How do you simplify #(x-1)/(x^2-1)+2/(5x+5)#?

Question

Eva Abramson · Accepted Answer

#7/(5(x+1))#

Your starting expression is

#(x-1)/(x^2 -1) + 2/(5x + 5)#

Focus on the first fraction first. Notice that the denominator is the difference of two squares, since

#x^2 - 1 = x^2 - 1^2#

As you know, the difference of two squares can be factored as

#color(purple)(|bar(ul(color(white)(a/a)color(black)(a^2 - b^2 = (a-b)(a+b))color(white)(a/a)|)))#

This means that the first fraction is equivalent to

#color(red)(cancel(color(black)((x-1))))/(color(red)(cancel(color(black)((x-1))))(x+1)) = 1/(x+1)#

Next, focus on the second fraction. In this case, the denominator can be factored as

#2/(5x+5) = 2/(5(x+1))#

The expression can thus be written as

#1/(x+1) + 2/(5(x+1))#

The next thing to do here is multiply the first fraction by #1=5/5#. This will allow you to express both fractions in terms of their common denominator, which is equal to #5(x+1)#

#1/(x+1) * 5/5 + 2/(5(x+1)) = 5/(5(x+1)) + 2/(5(x+1))#

#= (2+5)/(5(x+1)) = color(green)(|bar(ul(color(white)(a/a)color(black)(7/(5(x+1)))color(white)(a/a)|)))#

Notice that you must have #x!= +-1#.

Kennedy Adams · Answer

undefined To simplify the expression (x-1)/(x^2-1)+2/(5x+5), we first factor the denominators.
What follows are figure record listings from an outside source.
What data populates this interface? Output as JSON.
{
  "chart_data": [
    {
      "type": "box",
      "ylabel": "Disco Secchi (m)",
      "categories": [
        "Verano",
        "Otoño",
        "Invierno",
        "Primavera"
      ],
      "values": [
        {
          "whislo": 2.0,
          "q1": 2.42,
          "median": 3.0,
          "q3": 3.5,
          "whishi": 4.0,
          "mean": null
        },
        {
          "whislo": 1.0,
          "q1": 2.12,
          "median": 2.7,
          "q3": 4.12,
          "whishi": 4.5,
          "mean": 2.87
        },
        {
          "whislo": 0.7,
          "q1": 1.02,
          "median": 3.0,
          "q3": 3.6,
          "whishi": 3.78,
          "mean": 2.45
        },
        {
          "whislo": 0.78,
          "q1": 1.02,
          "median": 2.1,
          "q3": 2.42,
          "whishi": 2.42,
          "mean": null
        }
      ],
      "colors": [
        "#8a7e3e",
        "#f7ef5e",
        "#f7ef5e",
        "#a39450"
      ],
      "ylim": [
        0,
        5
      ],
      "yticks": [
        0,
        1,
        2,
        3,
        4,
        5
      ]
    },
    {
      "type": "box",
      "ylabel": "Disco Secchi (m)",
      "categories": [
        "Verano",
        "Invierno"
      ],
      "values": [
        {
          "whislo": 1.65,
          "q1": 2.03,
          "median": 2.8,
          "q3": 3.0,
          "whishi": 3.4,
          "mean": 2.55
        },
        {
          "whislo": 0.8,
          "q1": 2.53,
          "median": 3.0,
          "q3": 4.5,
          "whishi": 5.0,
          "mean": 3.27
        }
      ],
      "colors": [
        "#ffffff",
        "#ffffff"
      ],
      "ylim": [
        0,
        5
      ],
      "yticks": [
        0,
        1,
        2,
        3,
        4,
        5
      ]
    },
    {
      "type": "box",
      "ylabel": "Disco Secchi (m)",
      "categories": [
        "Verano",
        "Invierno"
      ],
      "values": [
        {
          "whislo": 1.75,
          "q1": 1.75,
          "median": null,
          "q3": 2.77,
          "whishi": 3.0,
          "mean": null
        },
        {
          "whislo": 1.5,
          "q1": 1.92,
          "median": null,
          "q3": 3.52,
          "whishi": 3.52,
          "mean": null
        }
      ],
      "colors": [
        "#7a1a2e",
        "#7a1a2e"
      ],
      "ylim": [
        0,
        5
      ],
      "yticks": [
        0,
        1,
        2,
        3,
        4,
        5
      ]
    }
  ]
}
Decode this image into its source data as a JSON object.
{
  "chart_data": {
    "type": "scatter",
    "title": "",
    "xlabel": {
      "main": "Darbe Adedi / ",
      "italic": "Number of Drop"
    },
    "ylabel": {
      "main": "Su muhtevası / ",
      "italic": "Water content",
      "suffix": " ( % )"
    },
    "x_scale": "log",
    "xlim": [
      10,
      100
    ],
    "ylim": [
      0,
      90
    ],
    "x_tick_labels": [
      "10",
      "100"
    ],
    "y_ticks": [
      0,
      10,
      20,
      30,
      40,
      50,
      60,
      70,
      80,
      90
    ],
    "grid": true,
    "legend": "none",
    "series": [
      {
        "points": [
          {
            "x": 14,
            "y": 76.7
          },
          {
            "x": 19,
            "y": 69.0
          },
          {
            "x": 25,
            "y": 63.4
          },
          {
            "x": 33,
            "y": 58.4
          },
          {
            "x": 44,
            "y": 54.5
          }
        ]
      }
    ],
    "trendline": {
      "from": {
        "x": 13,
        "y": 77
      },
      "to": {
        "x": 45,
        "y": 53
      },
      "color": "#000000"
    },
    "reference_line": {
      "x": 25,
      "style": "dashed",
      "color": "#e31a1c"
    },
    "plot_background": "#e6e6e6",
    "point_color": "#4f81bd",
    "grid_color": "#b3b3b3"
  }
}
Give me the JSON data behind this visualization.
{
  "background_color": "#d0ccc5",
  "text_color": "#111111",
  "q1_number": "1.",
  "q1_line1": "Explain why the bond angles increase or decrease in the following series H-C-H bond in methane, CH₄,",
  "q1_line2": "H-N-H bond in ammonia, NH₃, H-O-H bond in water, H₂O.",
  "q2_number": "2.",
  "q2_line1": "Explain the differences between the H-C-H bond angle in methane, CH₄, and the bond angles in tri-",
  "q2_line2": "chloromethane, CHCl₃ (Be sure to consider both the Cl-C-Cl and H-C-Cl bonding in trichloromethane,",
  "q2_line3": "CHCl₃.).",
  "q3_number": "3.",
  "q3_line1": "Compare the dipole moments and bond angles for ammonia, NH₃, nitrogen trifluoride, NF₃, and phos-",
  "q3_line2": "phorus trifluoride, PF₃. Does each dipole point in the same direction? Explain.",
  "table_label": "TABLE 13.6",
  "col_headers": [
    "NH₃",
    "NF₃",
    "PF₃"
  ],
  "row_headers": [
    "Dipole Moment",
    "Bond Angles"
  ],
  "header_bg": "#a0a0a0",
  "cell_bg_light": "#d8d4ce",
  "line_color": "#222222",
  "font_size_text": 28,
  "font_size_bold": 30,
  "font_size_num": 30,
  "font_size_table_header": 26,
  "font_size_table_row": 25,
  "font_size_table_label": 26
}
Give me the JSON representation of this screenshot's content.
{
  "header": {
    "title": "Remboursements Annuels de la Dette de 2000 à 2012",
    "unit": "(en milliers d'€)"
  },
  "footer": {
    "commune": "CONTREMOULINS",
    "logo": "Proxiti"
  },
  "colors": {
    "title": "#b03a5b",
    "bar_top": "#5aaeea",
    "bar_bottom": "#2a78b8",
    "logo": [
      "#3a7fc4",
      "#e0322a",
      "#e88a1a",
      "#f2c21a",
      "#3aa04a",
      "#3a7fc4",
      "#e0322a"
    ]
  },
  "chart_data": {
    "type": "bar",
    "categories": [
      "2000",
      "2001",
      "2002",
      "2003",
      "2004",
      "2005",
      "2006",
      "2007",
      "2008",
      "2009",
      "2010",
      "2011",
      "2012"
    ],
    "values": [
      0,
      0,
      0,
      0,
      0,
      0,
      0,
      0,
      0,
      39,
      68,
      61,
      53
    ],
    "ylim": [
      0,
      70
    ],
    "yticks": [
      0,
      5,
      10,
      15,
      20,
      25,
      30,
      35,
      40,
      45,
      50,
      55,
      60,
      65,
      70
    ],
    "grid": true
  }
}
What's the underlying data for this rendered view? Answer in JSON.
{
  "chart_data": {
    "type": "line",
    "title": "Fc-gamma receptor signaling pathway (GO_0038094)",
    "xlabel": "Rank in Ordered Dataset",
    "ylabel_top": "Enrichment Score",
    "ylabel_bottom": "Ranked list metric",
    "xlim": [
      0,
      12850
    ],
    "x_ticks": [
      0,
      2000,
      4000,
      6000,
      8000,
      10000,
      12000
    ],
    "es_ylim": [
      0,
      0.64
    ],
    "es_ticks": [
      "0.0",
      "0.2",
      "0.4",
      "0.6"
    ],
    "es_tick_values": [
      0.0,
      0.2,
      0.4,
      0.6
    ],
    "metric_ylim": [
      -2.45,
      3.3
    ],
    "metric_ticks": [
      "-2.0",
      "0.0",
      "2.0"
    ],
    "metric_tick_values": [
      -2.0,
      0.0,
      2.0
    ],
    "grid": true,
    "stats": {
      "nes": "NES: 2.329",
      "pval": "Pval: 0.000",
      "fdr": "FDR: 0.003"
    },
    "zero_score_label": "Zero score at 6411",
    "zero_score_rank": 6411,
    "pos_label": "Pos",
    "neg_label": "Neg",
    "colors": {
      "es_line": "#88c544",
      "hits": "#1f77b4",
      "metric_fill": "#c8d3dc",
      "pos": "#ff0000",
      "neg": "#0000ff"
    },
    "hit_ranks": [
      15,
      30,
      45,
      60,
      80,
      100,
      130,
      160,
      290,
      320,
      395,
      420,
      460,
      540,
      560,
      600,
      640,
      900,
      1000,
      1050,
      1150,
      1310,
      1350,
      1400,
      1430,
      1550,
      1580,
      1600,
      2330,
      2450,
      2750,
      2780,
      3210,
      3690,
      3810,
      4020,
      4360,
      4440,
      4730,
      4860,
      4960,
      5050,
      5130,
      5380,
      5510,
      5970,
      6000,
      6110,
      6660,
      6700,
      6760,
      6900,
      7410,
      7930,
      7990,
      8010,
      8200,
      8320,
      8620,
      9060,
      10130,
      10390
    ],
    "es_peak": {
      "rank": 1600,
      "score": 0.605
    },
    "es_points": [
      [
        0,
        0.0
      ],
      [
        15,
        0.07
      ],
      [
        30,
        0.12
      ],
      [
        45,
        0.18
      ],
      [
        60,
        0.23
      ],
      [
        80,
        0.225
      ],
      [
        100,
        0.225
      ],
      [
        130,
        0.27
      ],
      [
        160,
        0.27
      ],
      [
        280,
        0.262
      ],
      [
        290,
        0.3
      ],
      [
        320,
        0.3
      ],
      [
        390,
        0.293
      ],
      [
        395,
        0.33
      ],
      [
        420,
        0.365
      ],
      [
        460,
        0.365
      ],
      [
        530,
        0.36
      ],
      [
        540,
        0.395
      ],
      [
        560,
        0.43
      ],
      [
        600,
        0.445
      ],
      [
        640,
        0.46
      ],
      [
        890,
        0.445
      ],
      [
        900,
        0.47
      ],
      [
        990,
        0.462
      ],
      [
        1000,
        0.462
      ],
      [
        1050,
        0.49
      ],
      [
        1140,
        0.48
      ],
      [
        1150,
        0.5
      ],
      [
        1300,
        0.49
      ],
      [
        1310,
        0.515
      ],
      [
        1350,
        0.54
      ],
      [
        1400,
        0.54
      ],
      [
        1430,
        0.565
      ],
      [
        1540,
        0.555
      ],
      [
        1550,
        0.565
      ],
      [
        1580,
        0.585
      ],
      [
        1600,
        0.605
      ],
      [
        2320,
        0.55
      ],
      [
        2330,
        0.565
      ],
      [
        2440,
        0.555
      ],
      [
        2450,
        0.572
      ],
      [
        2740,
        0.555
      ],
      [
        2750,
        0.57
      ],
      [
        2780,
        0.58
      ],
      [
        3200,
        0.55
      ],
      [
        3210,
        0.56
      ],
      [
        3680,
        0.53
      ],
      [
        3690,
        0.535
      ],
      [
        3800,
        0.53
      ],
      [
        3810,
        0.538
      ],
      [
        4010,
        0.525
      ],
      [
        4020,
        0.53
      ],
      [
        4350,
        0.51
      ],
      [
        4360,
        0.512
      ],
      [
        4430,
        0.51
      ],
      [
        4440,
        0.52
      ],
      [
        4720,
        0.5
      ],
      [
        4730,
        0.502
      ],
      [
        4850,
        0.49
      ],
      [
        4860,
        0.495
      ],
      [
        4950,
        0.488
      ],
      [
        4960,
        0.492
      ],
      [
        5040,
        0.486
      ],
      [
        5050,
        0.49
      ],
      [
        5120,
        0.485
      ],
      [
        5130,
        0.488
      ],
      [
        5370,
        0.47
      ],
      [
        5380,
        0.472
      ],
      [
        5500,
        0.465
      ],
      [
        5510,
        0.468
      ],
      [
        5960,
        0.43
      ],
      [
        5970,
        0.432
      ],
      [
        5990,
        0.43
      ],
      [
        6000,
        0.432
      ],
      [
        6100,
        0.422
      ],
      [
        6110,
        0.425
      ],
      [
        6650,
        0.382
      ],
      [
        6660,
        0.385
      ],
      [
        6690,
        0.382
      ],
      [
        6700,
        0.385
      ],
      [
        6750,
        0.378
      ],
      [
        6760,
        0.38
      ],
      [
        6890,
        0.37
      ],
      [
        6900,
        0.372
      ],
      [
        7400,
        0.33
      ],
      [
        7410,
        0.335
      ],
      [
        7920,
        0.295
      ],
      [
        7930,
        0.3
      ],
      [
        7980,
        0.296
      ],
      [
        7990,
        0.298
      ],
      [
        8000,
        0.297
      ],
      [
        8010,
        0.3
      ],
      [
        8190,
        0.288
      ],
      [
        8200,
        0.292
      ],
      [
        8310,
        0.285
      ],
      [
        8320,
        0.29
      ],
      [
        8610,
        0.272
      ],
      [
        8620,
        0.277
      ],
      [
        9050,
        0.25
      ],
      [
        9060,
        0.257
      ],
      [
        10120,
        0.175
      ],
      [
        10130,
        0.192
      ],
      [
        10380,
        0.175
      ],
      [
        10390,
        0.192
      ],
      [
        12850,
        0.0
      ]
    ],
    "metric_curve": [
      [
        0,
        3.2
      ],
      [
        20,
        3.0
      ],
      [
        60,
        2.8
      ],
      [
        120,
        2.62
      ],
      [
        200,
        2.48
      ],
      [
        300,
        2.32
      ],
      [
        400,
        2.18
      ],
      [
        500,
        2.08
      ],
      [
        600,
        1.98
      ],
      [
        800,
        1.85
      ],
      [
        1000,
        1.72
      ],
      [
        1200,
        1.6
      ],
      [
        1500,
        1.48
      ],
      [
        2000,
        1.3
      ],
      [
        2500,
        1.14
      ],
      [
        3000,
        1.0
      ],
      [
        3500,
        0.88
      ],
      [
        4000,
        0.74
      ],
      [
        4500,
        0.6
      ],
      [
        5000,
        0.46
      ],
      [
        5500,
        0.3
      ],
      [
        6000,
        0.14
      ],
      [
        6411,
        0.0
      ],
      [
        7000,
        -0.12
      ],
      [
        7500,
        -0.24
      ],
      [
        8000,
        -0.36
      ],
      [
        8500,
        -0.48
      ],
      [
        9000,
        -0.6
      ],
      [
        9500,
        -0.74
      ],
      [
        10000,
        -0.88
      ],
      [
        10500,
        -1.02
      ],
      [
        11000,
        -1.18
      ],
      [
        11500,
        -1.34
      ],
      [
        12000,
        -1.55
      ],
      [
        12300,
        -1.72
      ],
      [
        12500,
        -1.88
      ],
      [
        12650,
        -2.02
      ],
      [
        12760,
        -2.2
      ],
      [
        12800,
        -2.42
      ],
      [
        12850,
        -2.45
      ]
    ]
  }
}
The denominator x^2-1 can be factored as (x-1)(x+1), and the denominator 5x+5 can be factored as 5(x+1).

Next, we find the least common denominator (LCD) of the two fractions, which is (x-1)(x+1)(5x+5).

To make the fractions have a common denominator, we multiply the first fraction by (5x+5)/(5x+5), and the second fraction by (x-1)(x+1)/((x-1)(x+1)).

After simplifying, we get ((x-1)(5x+5)+2(x-1)(x+1))/((x-1)(x+1)(5x+5)).

Expanding and combining like terms in the numerator, we have (5x^2-5+2x^2-2)/(5x^2-5).

Simplifying further, we get (7x^2-7)/(5x^2-5).

This expression cannot be simplified any further.